BS: Joel Sappell is the executive editor of the web, and he’s the omnipresent lurker. My column, which appears in the Time’s California section on Mondays as well as online, is aptly edited by Ms. Beth Shuster. But it is a reported opinion column, so no one objects to an element of pontification and no one—so far—is asking me to pull punches. I need to be fair, but not necessarily balanced. Other than that, I’m responsible for the online component of School Me. I’ve been an editor for quite a while and involved in web projects for over a decade so I’m confident that I can walk the online line between attitude and basic journalistic principles.

Is it a big deal that you are unlike the other MSM-run education blog authors, a columnist not a beat reporter?

BS: Not a big deal, really. But it makes my job a lot easier. I don’t have to tip-toe around the obvious the way reporters sometimes do. If a teacher were to come to class naked except for a thin coat of Jiffy peanut butter, I could say that was inappropriate, rather than quoting experts on either side of the pedagogic attire issue.

Are blogs going to take over the world, or is that a bunch of hooey?

BS: Blogs, in my humble view, will always be ancillary to traditional journalism—which is not to say that some blogs don’t do real journalism. News will someday be delivered directly to the cortex via implanted microchips. But the reportage will still have been gathered and processed by hardworking reporters and editors who take their watchdog role and the nation’s First Amendment seriously.

To what extent is School Me just advertising stories written by LAT education reporters? do you always link to them, sometimes, or rarely? what about if there's a good piece in the sacbee or god forbid the LA Daily News?

BS: Ugh. We try to link to stories we find important and/or interesting—whether we agree with them or not. We’ve already linked several times to the LA Daily News, the Daily Breeze and other local publications as well as the Sacramento Bee and New York Times.

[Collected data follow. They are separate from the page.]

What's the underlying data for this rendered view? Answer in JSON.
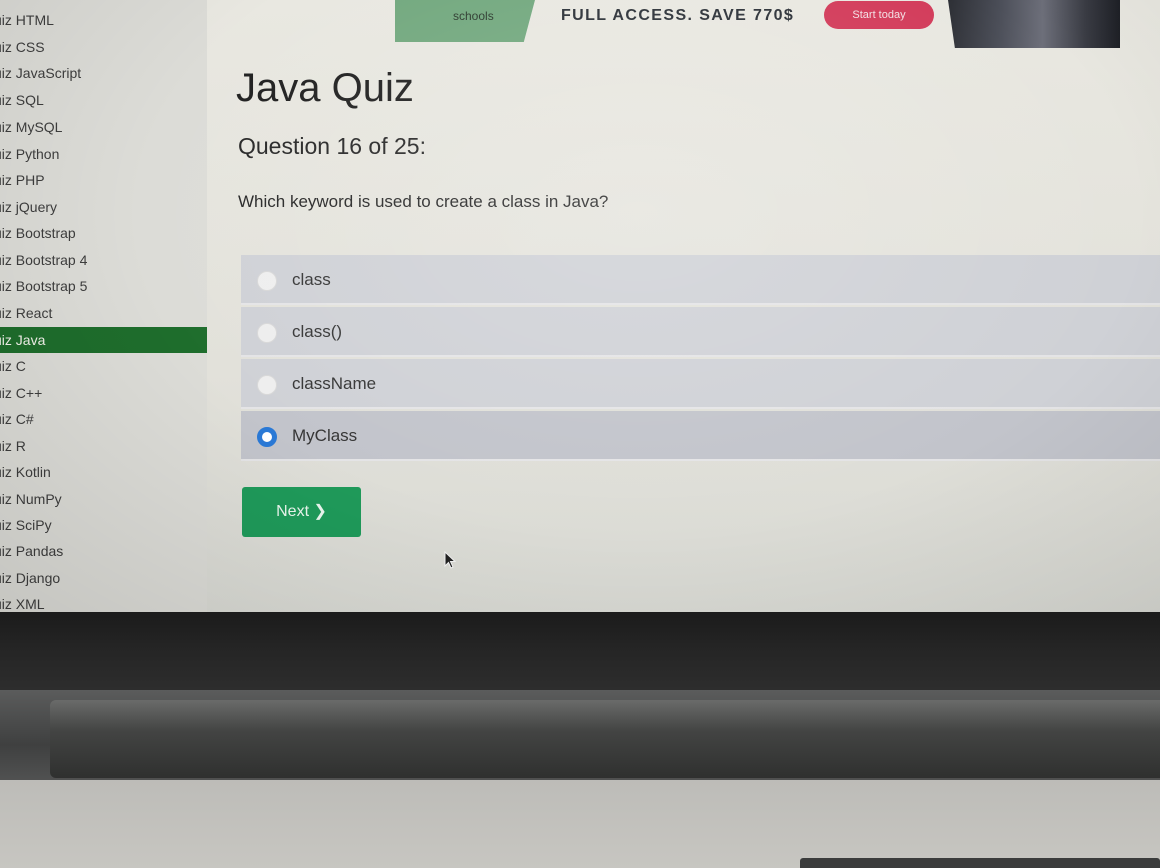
{
  "sidebar": {
    "items": [
      {
        "label": "uiz HTML",
        "active": false
      },
      {
        "label": "uiz CSS",
        "active": false
      },
      {
        "label": "uiz JavaScript",
        "active": false
      },
      {
        "label": "uiz SQL",
        "active": false
      },
      {
        "label": "uiz MySQL",
        "active": false
      },
      {
        "label": "uiz Python",
        "active": false
      },
      {
        "label": "uiz PHP",
        "active": false
      },
      {
        "label": "uiz jQuery",
        "active": false
      },
      {
        "label": "uiz Bootstrap",
        "active": false
      },
      {
        "label": "uiz Bootstrap 4",
        "active": false
      },
      {
        "label": "uiz Bootstrap 5",
        "active": false
      },
      {
        "label": "uiz React",
        "active": false
      },
      {
        "label": "uiz Java",
        "active": true
      },
      {
        "label": "uiz C",
        "active": false
      },
      {
        "label": "uiz C++",
        "active": false
      },
      {
        "label": "uiz C#",
        "active": false
      },
      {
        "label": "uiz R",
        "active": false
      },
      {
        "label": "uiz Kotlin",
        "active": false
      },
      {
        "label": "uiz NumPy",
        "active": false
      },
      {
        "label": "uiz SciPy",
        "active": false
      },
      {
        "label": "uiz Pandas",
        "active": false
      },
      {
        "label": "uiz Django",
        "active": false
      },
      {
        "label": "uiz XML",
        "active": false
      }
    ]
  },
  "ad": {
    "logo_text": "schools",
    "headline": "FULL ACCESS. SAVE 770$",
    "button_label": "Start today"
  },
  "quiz": {
    "title": "Java Quiz",
    "question_number": "Question 16 of 25:",
    "question": "Which keyword is used to create a class in Java?",
    "options": [
      {
        "label": "class",
        "selected": false
      },
      {
        "label": "class()",
        "selected": false
      },
      {
        "label": "className",
        "selected": false
      },
      {
        "label": "MyClass",
        "selected": true
      }
    ],
    "next_label": "Next ❯"
  },
  "colors": {
    "sidebar_active": "#1e6d2c",
    "next_button": "#1f9a5a",
    "ad_button": "#d23a59",
    "radio_checked": "#2a79d6"
  }
}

How did you get to be interested in writing about education?

BS: It interests me because I think the age of education is upon us. Globalization is spurring worldwide focus on the subject, billionaires are shoveling money into reform, politicians are battling for control of school districts and big thinkers are wrestling with basic questions of how we school our kids.

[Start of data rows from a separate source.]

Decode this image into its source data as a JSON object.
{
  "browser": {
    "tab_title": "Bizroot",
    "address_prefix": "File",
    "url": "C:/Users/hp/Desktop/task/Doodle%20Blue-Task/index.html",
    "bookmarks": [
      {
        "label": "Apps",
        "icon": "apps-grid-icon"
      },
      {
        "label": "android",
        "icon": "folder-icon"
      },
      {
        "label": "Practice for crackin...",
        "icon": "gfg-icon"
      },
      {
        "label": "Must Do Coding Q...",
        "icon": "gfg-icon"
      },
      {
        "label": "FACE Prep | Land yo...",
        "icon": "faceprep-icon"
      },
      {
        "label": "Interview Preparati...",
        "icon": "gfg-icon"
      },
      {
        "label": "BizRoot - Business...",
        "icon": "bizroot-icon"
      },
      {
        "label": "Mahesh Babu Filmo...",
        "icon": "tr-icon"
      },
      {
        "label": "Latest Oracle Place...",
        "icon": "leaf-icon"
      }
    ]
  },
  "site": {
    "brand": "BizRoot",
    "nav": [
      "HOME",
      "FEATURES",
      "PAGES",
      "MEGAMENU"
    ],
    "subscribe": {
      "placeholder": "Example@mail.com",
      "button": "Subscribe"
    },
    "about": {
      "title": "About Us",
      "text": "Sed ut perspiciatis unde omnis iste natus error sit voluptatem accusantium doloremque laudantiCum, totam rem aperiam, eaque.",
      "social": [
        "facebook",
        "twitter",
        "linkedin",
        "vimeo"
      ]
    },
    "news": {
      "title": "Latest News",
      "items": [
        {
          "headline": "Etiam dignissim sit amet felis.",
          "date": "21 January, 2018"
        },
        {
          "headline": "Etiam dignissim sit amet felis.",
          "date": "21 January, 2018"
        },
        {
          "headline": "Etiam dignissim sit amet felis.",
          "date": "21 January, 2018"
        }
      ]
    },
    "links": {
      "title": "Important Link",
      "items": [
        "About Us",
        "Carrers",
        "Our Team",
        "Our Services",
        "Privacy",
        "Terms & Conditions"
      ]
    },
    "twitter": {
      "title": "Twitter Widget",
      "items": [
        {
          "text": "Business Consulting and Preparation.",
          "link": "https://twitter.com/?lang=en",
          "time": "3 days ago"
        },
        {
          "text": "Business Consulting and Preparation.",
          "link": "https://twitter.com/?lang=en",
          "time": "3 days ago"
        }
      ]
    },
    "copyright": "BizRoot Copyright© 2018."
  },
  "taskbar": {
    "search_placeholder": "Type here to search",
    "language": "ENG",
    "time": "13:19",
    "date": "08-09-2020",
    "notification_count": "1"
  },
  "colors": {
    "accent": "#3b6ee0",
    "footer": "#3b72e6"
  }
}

On a personal level, I’ve been watching schools fail students in LA throughout my 20+ years at the Times and lobbying for better education coverage for most of that time. Assistant Managing Editor Janet Clayton also thinks education is critically important and when she took charge of all local and state coverage, she began ratcheting up the paper’s education reportage. I was eager to join the team.

My wife and I have three children who managed to receive good educations in Los Angeles public schools—my son’s a high school junior, my daughters are in college now--and their experiences motivate me too.

And I guess it also goes back to my own sometimes-sketchy public school education. One teacher in particular was inattentive. Midway through an oral book report I started pretending to talk in tongues. When I was done he glanced up and said: “Very good.”